In this plot, the y-axis represents the probability of change detection (PCD) and the x-axis shows possible pathological changes in a patient for an analyte, expressed in units of standard deviation of the difference (sD). In a situation of no change, x-value is zero, and the y-intercept gives the probability for a false positive (PFP). Therefore, the plot presented above would have a PFP=0.025, for a zP=1.96 because a bi-directional probability is selected (other z-statistic may be chosen resulting in different power-functions). The rest of the curve describes the continuous probability of detection (y-value) for the different changes of interest (x-value). As may be seen in the figure above, if a patient has a change of 3 (units of sD), this has a probability of being detected of 0.85. It means that we have a probability of 0.15 of missing a significant change (FN) when the measured difference is less than the calculated RCV.
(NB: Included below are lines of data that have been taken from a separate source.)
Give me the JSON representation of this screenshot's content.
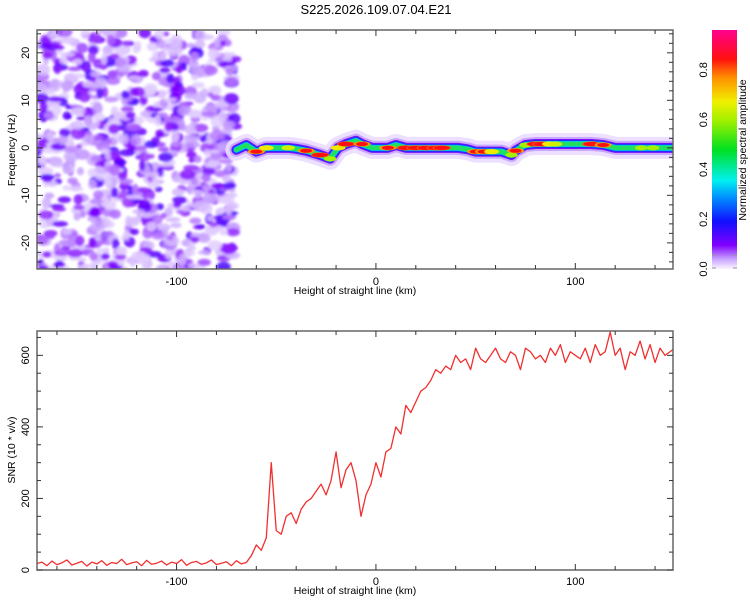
{
  "chart_data": [
    {
      "type": "heatmap",
      "title": "S225.2026.109.07.04.E21",
      "xlabel": "Height of straight line (km)",
      "ylabel": "Frequency (Hz)",
      "xlim": [
        -170,
        149
      ],
      "ylim": [
        -25.5,
        24.8
      ],
      "xticks": [
        "-100",
        "0",
        "100"
      ],
      "xtick_values": [
        -100,
        0,
        100
      ],
      "yticks": [
        "20",
        "10",
        "0",
        "-10",
        "-20"
      ],
      "ytick_values": [
        20,
        10,
        0,
        -10,
        -20
      ],
      "noise_region_km": [
        -170,
        -70
      ],
      "ridge": {
        "x": [
          -70,
          -65,
          -60,
          -55,
          -50,
          -44,
          -40,
          -35,
          -28,
          -23,
          -19,
          -15,
          -10,
          -7,
          -2,
          2,
          6,
          10,
          15,
          20,
          25,
          30,
          33,
          37,
          41,
          46,
          50,
          54,
          58,
          63,
          68,
          70,
          75,
          80,
          83,
          87,
          90,
          96,
          102,
          108,
          114,
          120,
          126,
          133,
          139,
          145,
          149
        ],
        "freq": [
          -0.4,
          0.6,
          -0.8,
          0,
          0,
          0,
          -0.2,
          -0.6,
          -1.5,
          -2.3,
          0,
          0.8,
          1.5,
          0.8,
          0,
          0,
          0,
          0.6,
          0,
          0,
          0,
          0,
          0,
          0,
          0,
          -0.3,
          -0.8,
          -0.8,
          -0.8,
          -0.8,
          -1.5,
          -0.6,
          0.6,
          0.8,
          0.8,
          0.8,
          0.8,
          0.8,
          0.8,
          0.8,
          0.6,
          0,
          0,
          0,
          0,
          0,
          0
        ],
        "amplitude": [
          0.5,
          0.6,
          0.9,
          0.8,
          0.55,
          0.75,
          0.5,
          0.9,
          0.95,
          0.7,
          0.8,
          0.95,
          0.6,
          0.9,
          0.6,
          0.55,
          0.9,
          0.6,
          0.95,
          0.95,
          0.95,
          0.95,
          0.95,
          0.5,
          0.5,
          0.55,
          0.9,
          0.9,
          0.8,
          0.45,
          0.7,
          0.9,
          0.7,
          0.95,
          0.95,
          0.8,
          0.75,
          0.6,
          0.55,
          0.95,
          0.9,
          0.5,
          0.6,
          0.7,
          0.7,
          0.6,
          0.55
        ]
      },
      "colorbar": {
        "label": "Normalized spectral amplitude",
        "range": [
          0,
          0.96
        ],
        "ticks": [
          "0.0",
          "0.2",
          "0.4",
          "0.6",
          "0.8"
        ],
        "tick_values": [
          0,
          0.2,
          0.4,
          0.6,
          0.8
        ]
      }
    },
    {
      "type": "line",
      "xlabel": "Height of straight line (km)",
      "ylabel": "SNR (10 * v/v)",
      "xlim": [
        -170,
        149
      ],
      "ylim": [
        0,
        668
      ],
      "xticks": [
        "-100",
        "0",
        "100"
      ],
      "xtick_values": [
        -100,
        0,
        100
      ],
      "yticks": [
        "0",
        "200",
        "400",
        "600"
      ],
      "ytick_values": [
        0,
        200,
        400,
        600
      ],
      "series": [
        {
          "name": "SNR",
          "color": "#f03030",
          "x_start": -170,
          "x_step": 2.5,
          "values": [
            18,
            22,
            12,
            25,
            15,
            20,
            28,
            14,
            19,
            24,
            11,
            22,
            17,
            26,
            13,
            21,
            18,
            30,
            15,
            20,
            23,
            12,
            27,
            16,
            19,
            25,
            14,
            22,
            18,
            29,
            13,
            21,
            24,
            16,
            20,
            28,
            15,
            19,
            23,
            12,
            26,
            17,
            21,
            40,
            70,
            55,
            90,
            300,
            110,
            100,
            150,
            160,
            130,
            170,
            190,
            200,
            220,
            240,
            210,
            250,
            330,
            230,
            280,
            300,
            250,
            150,
            210,
            240,
            300,
            260,
            330,
            340,
            400,
            380,
            460,
            440,
            470,
            500,
            510,
            530,
            560,
            550,
            570,
            560,
            600,
            580,
            590,
            560,
            620,
            590,
            580,
            600,
            620,
            590,
            580,
            610,
            600,
            560,
            620,
            610,
            590,
            600,
            580,
            620,
            600,
            630,
            580,
            610,
            600,
            590,
            620,
            580,
            630,
            600,
            610,
            665,
            600,
            620,
            560,
            610,
            600,
            640,
            590,
            630,
            580,
            620,
            600,
            610,
            620
          ]
        }
      ]
    }
  ]
}
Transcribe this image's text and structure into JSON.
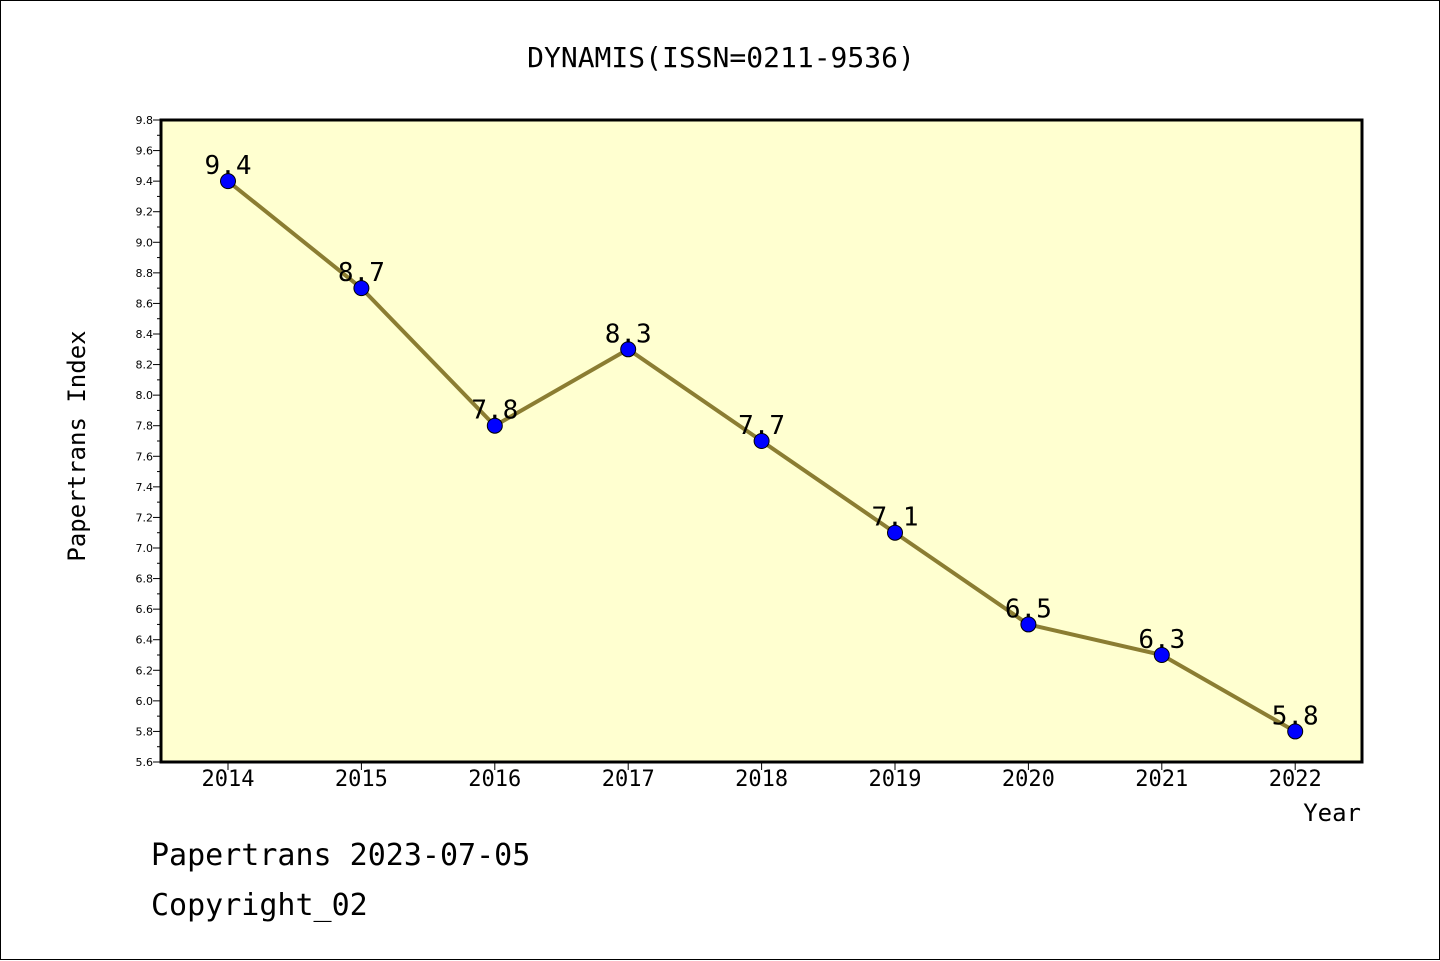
{
  "chart_data": {
    "type": "line",
    "title": "DYNAMIS(ISSN=0211-9536)",
    "xlabel": "Year",
    "ylabel": "Papertrans Index",
    "categories": [
      "2014",
      "2015",
      "2016",
      "2017",
      "2018",
      "2019",
      "2020",
      "2021",
      "2022"
    ],
    "series": [
      {
        "values": [
          9.4,
          8.7,
          7.8,
          8.3,
          7.7,
          7.1,
          6.5,
          6.3,
          5.8
        ]
      }
    ],
    "data_labels": [
      "9.4",
      "8.7",
      "7.8",
      "8.3",
      "7.7",
      "7.1",
      "6.5",
      "6.3",
      "5.8"
    ],
    "ylim": [
      5.6,
      9.8
    ],
    "yticks": [
      "5.6",
      "5.8",
      "6.0",
      "6.2",
      "6.4",
      "6.6",
      "6.8",
      "7.0",
      "7.2",
      "7.4",
      "7.6",
      "7.8",
      "8.0",
      "8.2",
      "8.4",
      "8.6",
      "8.8",
      "9.0",
      "9.2",
      "9.4",
      "9.6",
      "9.8"
    ],
    "grid": false,
    "colors": {
      "plot_background": "#ffffd0",
      "line": "#8b7d32",
      "marker": "#0000ff"
    }
  },
  "footer": {
    "line1": "Papertrans 2023-07-05",
    "line2": "Copyright_02"
  }
}
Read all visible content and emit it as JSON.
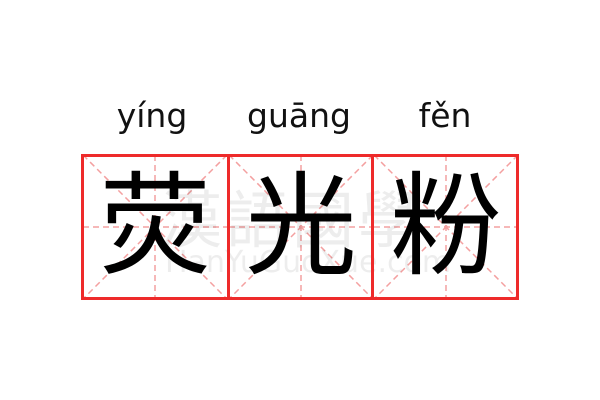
{
  "pinyin": [
    "yíng",
    "guāng",
    "fěn"
  ],
  "characters": [
    "荧",
    "光",
    "粉"
  ],
  "watermark": {
    "logo_text": "漢語國學",
    "site_text": "HanYuGuoXue.com"
  },
  "colors": {
    "grid_border": "#ee2a2a",
    "guide_lines": "#f4a0a0",
    "text": "#000000"
  }
}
The power for detecting an increase in a change is identical to the decrease. This is represented in Figure 5.

Figure 5

Illustration of possible changes, increase or decrease, related to the probability of detection, for a zP= ±1.96.

In the Figure presented above, the RCV has a value of 1.96 for an increase (for a decrease RCV=-1.96), this represents that when a measured difference is the same as the calculated RCV, it will be detected in 50% of situations. It means that in 50% of times, the measured difference will be below the RCV.

CLINICAL PRACTICE

It is possible to apply these power functions to specific clinical situations. If we are monitoring serum levels of Albumin in a patient, and in the first determination has s-Albumin = 45 g/l and in a second determination after 3 months the value has changed to 39 g/l, the most probably measured difference corresponds to 6 g/l.

We may represent a power function for s-Albumin, which is calculated using a CV1=3.1%, obtained from the tables on biological variation that are available on the Internet (8). The analytical variation is CVA=1.6%, that corresponds to the desirable quality specifications based on biology (CVA=0.5xCVI) (9). Other quality specifications for analytical variation may be chosen, obtaining different power functions. In this example, we have selected a probability of change bi-directional, zP=1.96, then, the RCVS = zPx21/2 × (sA2 + sI2)1/2 = 4.2 g/l. If we represent the power function for the corresponding RCVs = 4.2 g/l, Figure 6 is obtained.

Figure 6

Probability to detect a change of 6g/l of serum-Albumin (vertical dotted line) for RCVS with zP=1.96, CVA=1.6% and CVI=3.1% (vertical line).

In this Figure, the vertical line represents the calculated RCVS and the vertical dotted line represents the assumed change of 6 g/l of s-Albumin. As may be seen in this example, if only the probability of FP is taken into account (α), therefore, using the formula of RCV proposed by Harris and Yasaka (1), we would say that the expected difference of 6 g/l is significant. However, the probability to detect this change (PCD) is 0.81, therefore, this change has a probability of 0.19 to be missed (FN) when the measured difference is less than calculated RCV.

CONCLUSIONS

As we explained above, the use of power functions give us information of false positives (FP) and also false negatives (FN). This is the main difference with the RCV proposed by Harris and Yasaka, which only reflects the probability of FP.

The probability to detect a change (PCD) is related with the wideness of the Gaussian distribution, which depends on biological and analytical variation and zP. When the distributions of steady state and pathological change overlap (Figure 3), there is an uncertainty zone where we are less able to decide at which distribution a change corresponds. Therefore, using power functions we may identify the probability of false negatives, then, the probability that a change can be misclassified.